My research team developed an online tool that has proven to reduce eating disorder symptoms among women.  It’s a dissonance-based program, an expanded version of Stice and colleague’s Body Project, which creates a disruption in their thinking, allowing women to think about their bodies in a way that goes against the norm. They learn to combat societal messages and refute societal pressures that define women by their appearances to develop bodily acceptance and positivity.

Through the program, women shared messages to help one another fight the thin ideal, created videos, and learned about changes in the ideal female body type throughout history. We found a large success rate. In fact, a significant percentage of women who took part in the online program showed fewer eating disorder symptoms, lower levels of anxiety, and fewer negative outcomes. As women discussed the hazards of the thin-ideal with other women, they were less likely to pursue unhealthy behaviors.

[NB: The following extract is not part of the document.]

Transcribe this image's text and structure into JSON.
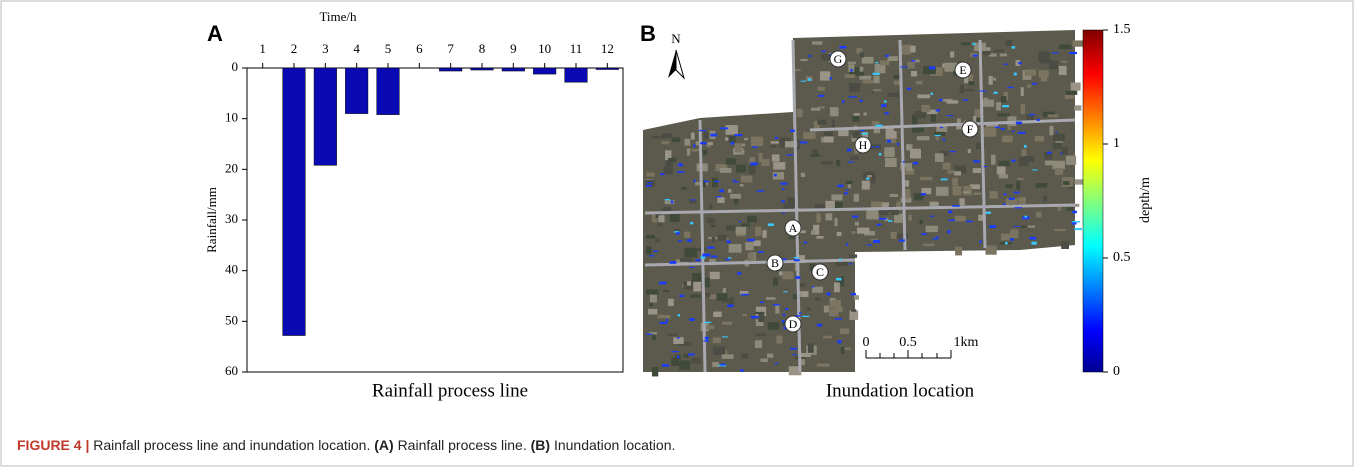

This research gives us more insight into a cost-effective, highly efficient way to reduce eating disorder symptoms.  An online program can be accessed easily by persons who are struggling and has no costs associated with it.  Widespread accessibility to effective treatment and prevention is critical to reduce eating disorder symptoms and their associated health risks, including cardiac-related death, which is another area we have previously studied. Knowing how to combat the disordered eating symptoms can help fight the high mortality rate associated with disordered eating.

Our team is beginning another clinical trial soon to study ways to make eating disorder prevention and treatment methods more effective.  This time we will be evaluating various face to face programs which can be implemented in treatment settings to improve outcomes.